Laura Zalenga.
El viento hace chirriar el letrero del bar que baila sobre sus
oxidadas argollas. El barullo de voces y lastimosas risas se escupen desde la
entrada, confundiéndose con el inaudible tintineo de las copas que se frotan
sobre la pulida madera y, en cuyo interior, rebosa el secreto de la promiscua
alegría. Mientras, la tarde se encoge manchada de oro y sangre en el horizonte
con gran elocuencia.
Una pareja goza sin pudor la ansiedad de sus cuerpos retorcidos de
deseo sobre el lomo de una silla. Un corpulento hombre como una gran roca se
abre paso entre la multitud mal iluminada. Sus ojos añil parecen no tener alma.

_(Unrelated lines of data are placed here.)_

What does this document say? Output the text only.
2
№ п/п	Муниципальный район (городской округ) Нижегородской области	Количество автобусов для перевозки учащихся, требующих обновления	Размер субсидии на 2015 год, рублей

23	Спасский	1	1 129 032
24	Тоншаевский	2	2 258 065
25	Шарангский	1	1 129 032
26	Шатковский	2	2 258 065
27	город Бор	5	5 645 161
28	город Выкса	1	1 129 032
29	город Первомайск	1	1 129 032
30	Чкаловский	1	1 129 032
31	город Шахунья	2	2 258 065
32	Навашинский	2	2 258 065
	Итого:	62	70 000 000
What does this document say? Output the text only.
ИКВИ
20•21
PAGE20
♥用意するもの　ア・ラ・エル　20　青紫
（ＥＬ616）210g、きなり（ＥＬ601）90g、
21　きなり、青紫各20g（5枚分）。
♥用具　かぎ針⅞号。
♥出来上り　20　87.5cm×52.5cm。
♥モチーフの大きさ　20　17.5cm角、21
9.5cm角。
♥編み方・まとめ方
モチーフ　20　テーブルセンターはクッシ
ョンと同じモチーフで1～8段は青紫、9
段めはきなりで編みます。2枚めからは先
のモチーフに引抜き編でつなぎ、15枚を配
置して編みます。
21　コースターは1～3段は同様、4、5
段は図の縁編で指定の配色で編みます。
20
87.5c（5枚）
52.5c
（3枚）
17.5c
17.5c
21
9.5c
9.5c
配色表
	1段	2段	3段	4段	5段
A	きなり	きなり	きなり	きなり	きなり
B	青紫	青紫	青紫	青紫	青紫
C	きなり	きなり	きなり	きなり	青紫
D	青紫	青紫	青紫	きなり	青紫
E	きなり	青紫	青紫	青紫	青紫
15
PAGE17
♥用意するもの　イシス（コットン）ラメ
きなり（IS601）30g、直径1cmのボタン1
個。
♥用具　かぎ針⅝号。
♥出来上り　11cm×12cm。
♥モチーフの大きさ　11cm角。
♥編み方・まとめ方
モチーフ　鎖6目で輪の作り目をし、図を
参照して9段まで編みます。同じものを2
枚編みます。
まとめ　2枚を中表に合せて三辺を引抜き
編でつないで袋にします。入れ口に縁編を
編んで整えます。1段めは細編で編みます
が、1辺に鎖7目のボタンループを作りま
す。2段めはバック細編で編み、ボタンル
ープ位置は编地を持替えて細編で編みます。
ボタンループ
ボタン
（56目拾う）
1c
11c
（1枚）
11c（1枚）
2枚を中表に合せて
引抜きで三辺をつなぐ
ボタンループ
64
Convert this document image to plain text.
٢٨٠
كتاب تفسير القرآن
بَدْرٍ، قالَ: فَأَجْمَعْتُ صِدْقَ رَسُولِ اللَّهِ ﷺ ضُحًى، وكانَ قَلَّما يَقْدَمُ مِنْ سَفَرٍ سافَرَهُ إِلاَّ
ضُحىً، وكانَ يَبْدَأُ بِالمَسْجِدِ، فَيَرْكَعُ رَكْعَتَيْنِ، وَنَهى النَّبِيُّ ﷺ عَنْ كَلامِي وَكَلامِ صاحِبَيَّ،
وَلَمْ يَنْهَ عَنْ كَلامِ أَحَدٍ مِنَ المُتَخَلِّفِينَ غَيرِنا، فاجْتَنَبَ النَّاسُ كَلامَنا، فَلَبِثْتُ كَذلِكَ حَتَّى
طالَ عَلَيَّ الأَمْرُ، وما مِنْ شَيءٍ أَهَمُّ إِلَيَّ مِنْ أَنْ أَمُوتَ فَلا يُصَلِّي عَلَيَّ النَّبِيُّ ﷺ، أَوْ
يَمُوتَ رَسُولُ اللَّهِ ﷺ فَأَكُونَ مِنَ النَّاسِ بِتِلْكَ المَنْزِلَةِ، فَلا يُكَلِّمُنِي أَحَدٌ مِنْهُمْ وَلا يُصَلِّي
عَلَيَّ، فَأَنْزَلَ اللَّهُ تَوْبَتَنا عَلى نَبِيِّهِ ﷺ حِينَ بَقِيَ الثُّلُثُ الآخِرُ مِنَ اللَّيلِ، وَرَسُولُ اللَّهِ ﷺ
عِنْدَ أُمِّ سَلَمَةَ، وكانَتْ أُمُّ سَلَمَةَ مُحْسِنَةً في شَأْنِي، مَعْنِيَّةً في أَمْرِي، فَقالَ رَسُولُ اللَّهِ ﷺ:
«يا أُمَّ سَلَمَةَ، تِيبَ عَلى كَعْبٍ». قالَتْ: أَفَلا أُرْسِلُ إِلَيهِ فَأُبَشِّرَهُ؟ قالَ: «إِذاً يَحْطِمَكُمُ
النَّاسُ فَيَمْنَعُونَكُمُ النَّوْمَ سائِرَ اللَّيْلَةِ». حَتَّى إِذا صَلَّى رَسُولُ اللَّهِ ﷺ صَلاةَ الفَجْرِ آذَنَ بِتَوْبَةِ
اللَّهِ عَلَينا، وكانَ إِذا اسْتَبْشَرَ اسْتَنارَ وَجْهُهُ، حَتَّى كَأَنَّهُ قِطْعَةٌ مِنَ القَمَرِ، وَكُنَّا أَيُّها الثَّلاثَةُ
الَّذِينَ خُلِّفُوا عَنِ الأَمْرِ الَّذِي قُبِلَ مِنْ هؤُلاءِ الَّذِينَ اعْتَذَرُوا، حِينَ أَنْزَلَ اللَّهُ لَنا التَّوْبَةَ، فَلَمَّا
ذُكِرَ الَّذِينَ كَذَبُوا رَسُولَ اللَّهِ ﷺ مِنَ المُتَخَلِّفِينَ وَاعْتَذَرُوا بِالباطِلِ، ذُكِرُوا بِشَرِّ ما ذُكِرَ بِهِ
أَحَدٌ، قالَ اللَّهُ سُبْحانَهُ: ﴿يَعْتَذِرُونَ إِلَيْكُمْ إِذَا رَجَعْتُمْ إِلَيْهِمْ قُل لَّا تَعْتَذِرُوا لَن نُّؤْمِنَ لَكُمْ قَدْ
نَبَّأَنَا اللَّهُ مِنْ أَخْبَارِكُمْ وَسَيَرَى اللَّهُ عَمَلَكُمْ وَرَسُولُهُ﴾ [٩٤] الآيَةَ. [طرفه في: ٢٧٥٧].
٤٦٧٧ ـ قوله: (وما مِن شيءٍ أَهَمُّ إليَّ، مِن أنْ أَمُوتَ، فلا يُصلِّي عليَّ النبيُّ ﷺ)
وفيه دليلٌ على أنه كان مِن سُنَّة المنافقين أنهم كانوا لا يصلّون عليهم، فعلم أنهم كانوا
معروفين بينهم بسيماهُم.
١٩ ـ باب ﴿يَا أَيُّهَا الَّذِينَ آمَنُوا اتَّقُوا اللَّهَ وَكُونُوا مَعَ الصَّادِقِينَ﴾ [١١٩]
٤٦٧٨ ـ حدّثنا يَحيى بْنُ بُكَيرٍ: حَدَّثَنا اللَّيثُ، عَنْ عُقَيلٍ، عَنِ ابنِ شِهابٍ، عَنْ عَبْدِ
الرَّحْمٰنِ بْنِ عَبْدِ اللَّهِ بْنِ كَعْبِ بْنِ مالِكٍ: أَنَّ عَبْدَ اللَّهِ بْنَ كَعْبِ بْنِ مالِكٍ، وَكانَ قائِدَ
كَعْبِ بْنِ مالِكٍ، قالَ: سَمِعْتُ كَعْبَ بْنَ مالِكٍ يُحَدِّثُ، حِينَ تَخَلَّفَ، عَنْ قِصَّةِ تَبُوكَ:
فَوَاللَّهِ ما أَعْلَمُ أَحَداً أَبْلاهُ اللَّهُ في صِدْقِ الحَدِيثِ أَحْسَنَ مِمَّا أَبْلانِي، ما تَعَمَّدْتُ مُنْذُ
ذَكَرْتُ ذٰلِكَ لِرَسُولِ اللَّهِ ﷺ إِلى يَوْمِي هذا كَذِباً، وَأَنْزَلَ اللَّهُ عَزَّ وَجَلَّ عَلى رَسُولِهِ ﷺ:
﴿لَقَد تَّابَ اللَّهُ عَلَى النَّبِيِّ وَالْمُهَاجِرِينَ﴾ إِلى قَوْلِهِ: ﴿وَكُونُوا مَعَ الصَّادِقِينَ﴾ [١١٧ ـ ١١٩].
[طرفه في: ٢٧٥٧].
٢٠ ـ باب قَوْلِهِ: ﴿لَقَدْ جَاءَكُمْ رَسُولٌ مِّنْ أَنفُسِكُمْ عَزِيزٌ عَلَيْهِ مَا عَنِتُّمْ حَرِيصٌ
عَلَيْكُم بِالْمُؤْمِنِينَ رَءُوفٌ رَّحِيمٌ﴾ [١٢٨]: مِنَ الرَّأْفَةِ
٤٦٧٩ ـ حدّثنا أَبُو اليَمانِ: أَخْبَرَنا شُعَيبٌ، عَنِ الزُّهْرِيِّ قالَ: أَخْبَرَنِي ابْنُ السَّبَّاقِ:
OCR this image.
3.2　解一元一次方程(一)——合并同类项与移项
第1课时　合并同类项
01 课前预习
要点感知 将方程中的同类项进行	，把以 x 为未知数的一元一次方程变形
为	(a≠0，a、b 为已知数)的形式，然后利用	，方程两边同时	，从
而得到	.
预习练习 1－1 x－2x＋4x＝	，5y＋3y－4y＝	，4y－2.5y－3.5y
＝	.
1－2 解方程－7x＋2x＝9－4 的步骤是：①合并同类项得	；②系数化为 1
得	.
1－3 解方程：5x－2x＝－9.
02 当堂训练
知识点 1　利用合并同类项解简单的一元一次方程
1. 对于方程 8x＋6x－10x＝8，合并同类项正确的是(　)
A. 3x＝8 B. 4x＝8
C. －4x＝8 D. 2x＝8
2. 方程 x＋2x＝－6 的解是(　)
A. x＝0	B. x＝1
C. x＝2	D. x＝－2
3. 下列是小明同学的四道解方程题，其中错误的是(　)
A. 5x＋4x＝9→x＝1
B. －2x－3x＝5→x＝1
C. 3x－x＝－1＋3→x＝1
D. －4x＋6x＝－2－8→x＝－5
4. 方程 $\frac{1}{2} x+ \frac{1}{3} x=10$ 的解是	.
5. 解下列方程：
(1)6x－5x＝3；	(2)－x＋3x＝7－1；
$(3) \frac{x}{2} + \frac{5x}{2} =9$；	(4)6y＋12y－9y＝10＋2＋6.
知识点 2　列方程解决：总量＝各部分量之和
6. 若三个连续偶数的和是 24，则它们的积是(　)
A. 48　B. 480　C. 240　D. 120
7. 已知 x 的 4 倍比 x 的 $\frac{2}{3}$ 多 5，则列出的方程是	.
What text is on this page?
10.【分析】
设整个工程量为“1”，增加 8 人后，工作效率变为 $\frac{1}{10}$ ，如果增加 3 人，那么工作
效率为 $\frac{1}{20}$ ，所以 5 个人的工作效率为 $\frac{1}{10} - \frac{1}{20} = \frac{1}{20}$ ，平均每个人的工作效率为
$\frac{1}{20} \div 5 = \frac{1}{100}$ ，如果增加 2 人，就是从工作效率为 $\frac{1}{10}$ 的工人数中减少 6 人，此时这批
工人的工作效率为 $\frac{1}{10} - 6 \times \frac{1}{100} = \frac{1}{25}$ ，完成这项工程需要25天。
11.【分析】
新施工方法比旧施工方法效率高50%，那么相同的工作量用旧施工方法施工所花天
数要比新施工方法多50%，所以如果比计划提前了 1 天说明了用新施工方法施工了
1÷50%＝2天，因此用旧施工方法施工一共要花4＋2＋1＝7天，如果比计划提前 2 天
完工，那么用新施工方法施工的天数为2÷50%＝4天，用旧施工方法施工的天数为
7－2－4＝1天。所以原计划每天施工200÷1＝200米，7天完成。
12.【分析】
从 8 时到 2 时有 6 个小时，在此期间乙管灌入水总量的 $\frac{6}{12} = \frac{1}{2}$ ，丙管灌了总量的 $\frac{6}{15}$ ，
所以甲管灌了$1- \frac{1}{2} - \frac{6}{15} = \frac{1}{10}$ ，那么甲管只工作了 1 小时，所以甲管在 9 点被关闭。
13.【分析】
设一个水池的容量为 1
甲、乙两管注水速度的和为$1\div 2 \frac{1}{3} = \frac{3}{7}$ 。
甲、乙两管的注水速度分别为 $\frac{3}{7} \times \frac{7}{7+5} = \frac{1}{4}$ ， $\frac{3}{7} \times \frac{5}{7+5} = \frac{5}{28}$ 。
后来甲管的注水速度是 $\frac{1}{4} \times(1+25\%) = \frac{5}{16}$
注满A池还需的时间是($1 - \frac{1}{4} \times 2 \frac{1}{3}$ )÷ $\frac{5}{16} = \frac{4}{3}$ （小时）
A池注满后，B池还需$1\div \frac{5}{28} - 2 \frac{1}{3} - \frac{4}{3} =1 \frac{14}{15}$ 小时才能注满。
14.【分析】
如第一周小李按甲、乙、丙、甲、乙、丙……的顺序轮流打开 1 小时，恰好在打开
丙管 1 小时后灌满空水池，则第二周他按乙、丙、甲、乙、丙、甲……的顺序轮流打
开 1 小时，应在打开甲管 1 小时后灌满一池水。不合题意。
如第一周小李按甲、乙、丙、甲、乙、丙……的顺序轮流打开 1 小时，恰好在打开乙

Se cruzan con los míos. El jadeante cántico del río acariciando la belleza que
fecunda la ventana, me distrae, haciendo que me olvide del decadente decorado
que tras ella se exhibe.
Advierto entonces la pesadilla que se
agita, estirando sus demonios sobre sus piernas, incitando tentaciones a
quienes le mira. Un rayo despierta inicuos ángeles. Intento huir de sus odiosas
fanfarrias, pero su repetido eco todo lo invaden. Una mano me detiene. Me
sobrecoge la belleza de su varonil rostro y sus sarcásticos ojos perturban mi
alma. Intenta atraparme en su abrazo, mientras al amor blasfema. Oleadas de
arrebato despiertan el maléfico súcubo que ahora empuña con fuerza sobre él su
venganza.
Se escapa un grito. No sé bien de donde
proviene. Si de mis labios o de los suyos. Sus pupilas ardientes se van
poblando de nuevo de tinieblas. Logro escapar de su mano que aún a mí se
aferra. En la huida tropiezo con ella, que con espanto me mira con sus grandes
ojos, pero luego parece perder fuerza y cae desplomada en la roja alfombra,
donde una mancha apenas todo lo delata. Mientras los espejos danzan sobre la
balanza. Miro hacia abajo los espejos rotos que la delatan, devorando la
realidad en la que ella se balancea.
La maldiciente luz del farol
parece desvanecerse a lo largo de la calle del opio. Un abrumador sosiego va
amortajando la gruta que antes voluptuosamente pedía calma. Ignoro al sombrío
mendigo que reclama su dádiva al ver en mi rostro la gozosa expresión del
reciente extravío. Me asfixia la pomposa noche exhibiendo el reluciente broche
que imitar al sol pretende, mientras los consumidos adoquines con mis pasos
resuenan. Intentó escapar del infame fulgor que, como un dedo acusador, me
señala. Igual que un animal temeroso me arrimo a la resguardada esquina. El
acre aroma de agotamiento de mi cuerpo aún emana de mí. Solapadamente, saco el
espejo dentro de las sombras. Camino unos pasos más. La calle está desierta. El
silencio es testigo de mi angustiante respiración, cuando en el reflejo vuelvo
a encontrarme a la ¡Maldita Beata! Que persigue mis días.